Exercise 25.24 — Design your own modeling problem ⭐⭐⭐

Choose a topic that interests you (sports, music, health, environment, etc.) and design a complete supervised learning problem:

Define the question in plain language
Identify the target variable (regression or classification?)
List 5-8 plausible features
Describe what training data you would need and where you might find it
Define an appropriate baseline model
Describe potential ethical concerns
Predict whether this will be a high-signal or low-signal problem and explain why

Guidance

This is an open-ended exercise. A strong answer should demonstrate understanding of all major concepts from the chapter: clear target/feature identification, thoughtful baseline selection, awareness of bias-variance tradeoff implications (based on the number of features vs. likely data size), and consideration of ethical issues. The signal prediction should relate to how predictable the domain is — predicting physical quantities (e.g., crop yield from weather) is typically higher signal than predicting human behavior (e.g., whether someone will vote).

Exercise 25.25 — Reflection: what changes now? ⭐⭐⭐⭐

Looking back at Chapters 1 through 24, you were learning to understand data that exists. Starting now, you're learning to predict data that doesn't exist yet.
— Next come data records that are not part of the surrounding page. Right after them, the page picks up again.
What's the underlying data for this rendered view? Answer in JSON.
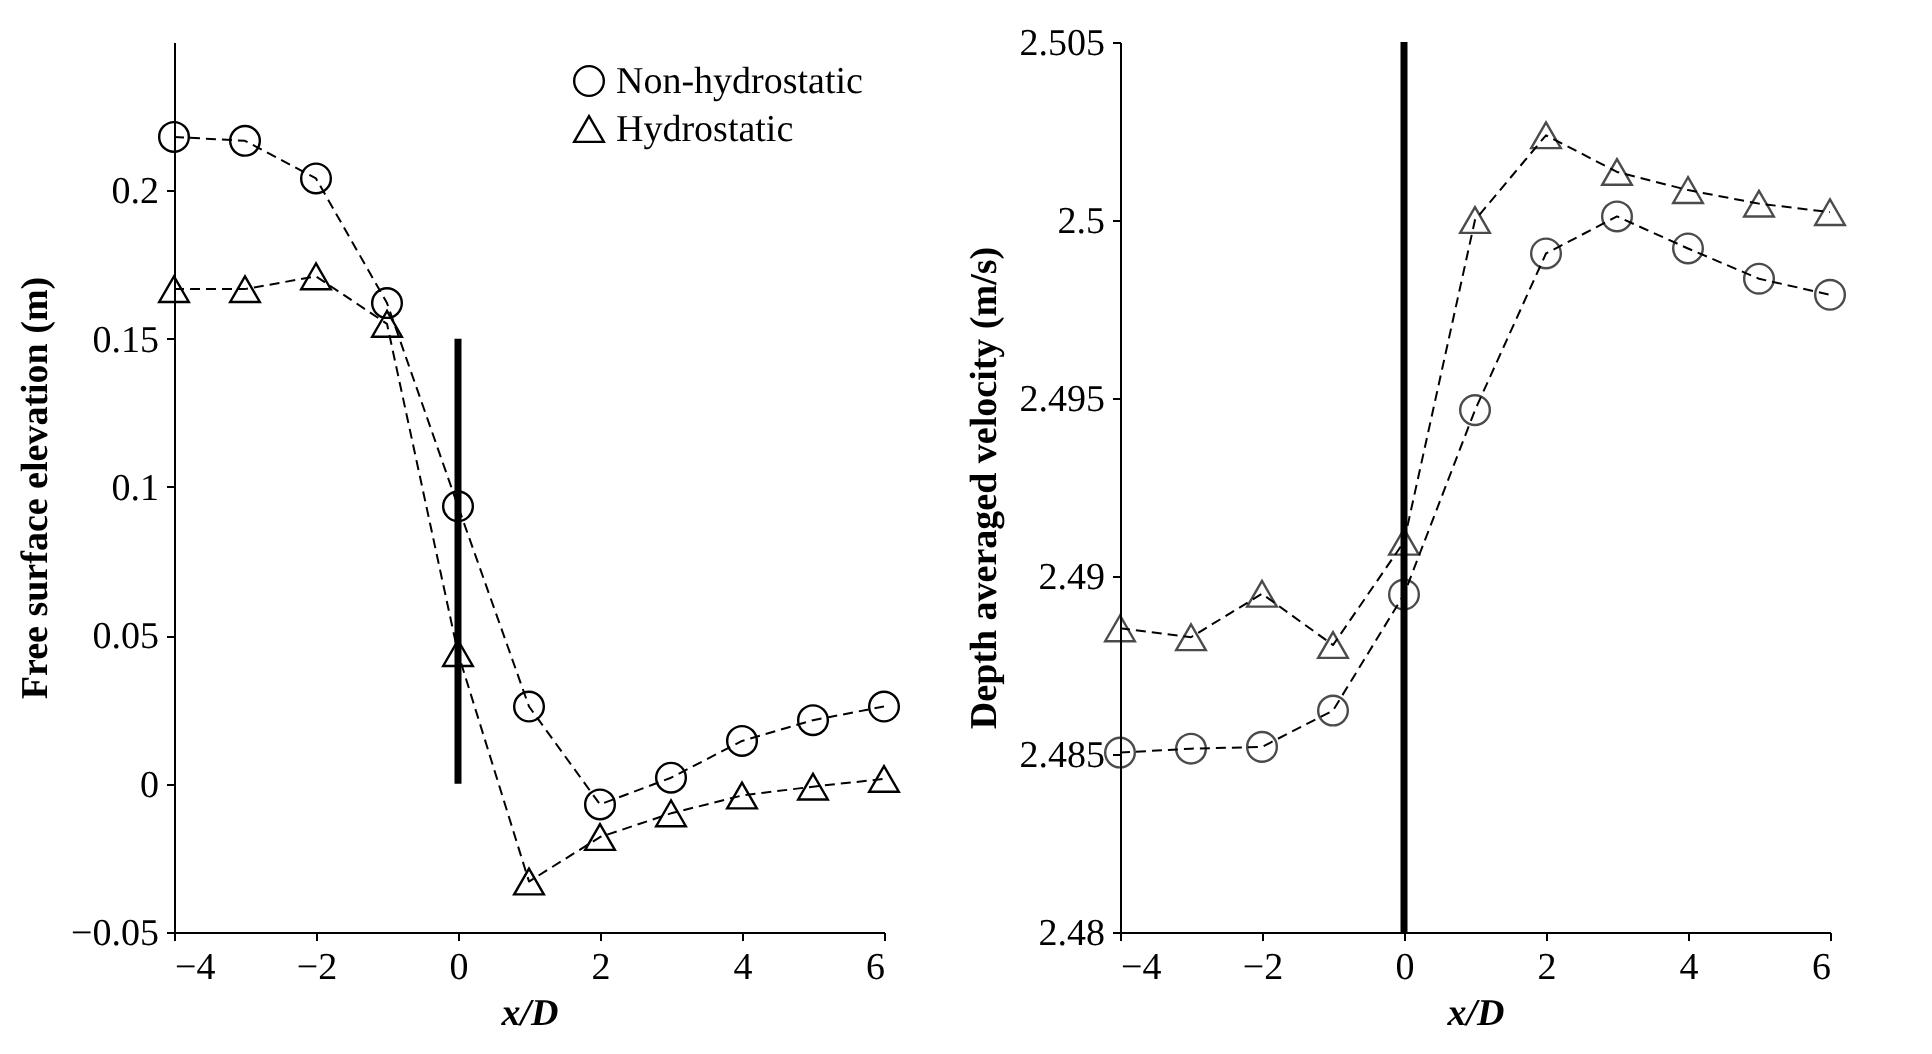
{
  "chart_data": [
    {
      "type": "line",
      "xlabel": "x/D",
      "ylabel": "Free surface elevation (m)",
      "xlim": [
        -4,
        6
      ],
      "xticks": [
        -4,
        -2,
        0,
        2,
        4,
        6
      ],
      "ylim": [
        -0.05,
        0.25
      ],
      "yticks": [
        -0.05,
        0,
        0.05,
        0.1,
        0.15,
        0.2
      ],
      "legend": "top right",
      "line_style": "dashed",
      "series": [
        {
          "name": "Non-hydrostatic",
          "color": "#000000",
          "marker": "circle",
          "x": [
            -4,
            -3,
            -2,
            -1,
            0,
            1,
            2,
            3,
            4,
            5,
            6
          ],
          "values": [
            0.218,
            0.2167,
            0.204,
            0.162,
            0.0935,
            0.026,
            -0.007,
            0.002,
            0.0144,
            0.0214,
            0.026
          ]
        },
        {
          "name": "Hydrostatic",
          "color": "#000000",
          "marker": "triangle",
          "x": [
            -4,
            -3,
            -2,
            -1,
            0,
            1,
            2,
            3,
            4,
            5,
            6
          ],
          "values": [
            0.1667,
            0.1667,
            0.171,
            0.155,
            0.044,
            -0.033,
            -0.018,
            -0.01,
            -0.004,
            -0.001,
            0.0016
          ]
        },
        {
          "color": "#000000",
          "marker": "none",
          "line_style": "solid",
          "x": [
            0,
            0
          ],
          "values": [
            0,
            0.15
          ]
        }
      ]
    },
    {
      "type": "line",
      "xlabel": "x/D",
      "ylabel": "Depth averaged velocity (m/s)",
      "xlim": [
        -4,
        6
      ],
      "xticks": [
        -4,
        -2,
        0,
        2,
        4,
        6
      ],
      "ylim": [
        2.48,
        2.505
      ],
      "yticks": [
        2.48,
        2.485,
        2.49,
        2.495,
        2.5,
        2.505
      ],
      "line_style": "dashed",
      "ref_lines": [
        {
          "axis": "x",
          "value": 0,
          "color": "#000000",
          "line_style": "solid"
        }
      ],
      "series": [
        {
          "color": "#000000",
          "marker": "circle",
          "x": [
            -4,
            -3,
            -2,
            -1,
            0,
            1,
            2,
            3,
            4,
            5,
            6
          ],
          "values": [
            2.48504,
            2.48515,
            2.4852,
            2.48622,
            2.48948,
            2.49466,
            2.49906,
            2.5001,
            2.4992,
            2.49835,
            2.4979
          ]
        },
        {
          "color": "#000000",
          "marker": "triangle",
          "x": [
            -4,
            -3,
            -2,
            -1,
            0,
            1,
            2,
            3,
            4,
            5,
            6
          ],
          "values": [
            2.48853,
            2.48828,
            2.4895,
            2.48806,
            2.49096,
            2.5,
            2.50238,
            2.50135,
            2.50084,
            2.50046,
            2.50022
          ]
        }
      ]
    }
  ]
}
Write a reflection (3-5 paragraphs) on:

How the shift from description to prediction changes what "success" means in data analysis
Why the concepts from earlier chapters (data cleaning, visualization, statistical thinking) are still essential for modeling
One real-world prediction problem you would like to solve and how you would frame it using the vocabulary from this chapter
What concerns you most about using models to make predictions about people

Guidance

This is a reflective exercise with no single correct answer. Strong responses will: (1) recognize that success shifts from "did I describe the data accurately?" to "does my model work on new data?" — from summary to generalization; (2) connect earlier skills to modeling — clean data produces better models, visualization reveals whether assumptions hold, statistical thinking prevents overconfidence in results; (3) clearly frame a problem with identifiable features, target, and task type; (4) engage thoughtfully with ethical concerns about bias, fairness, and the consequences of prediction errors.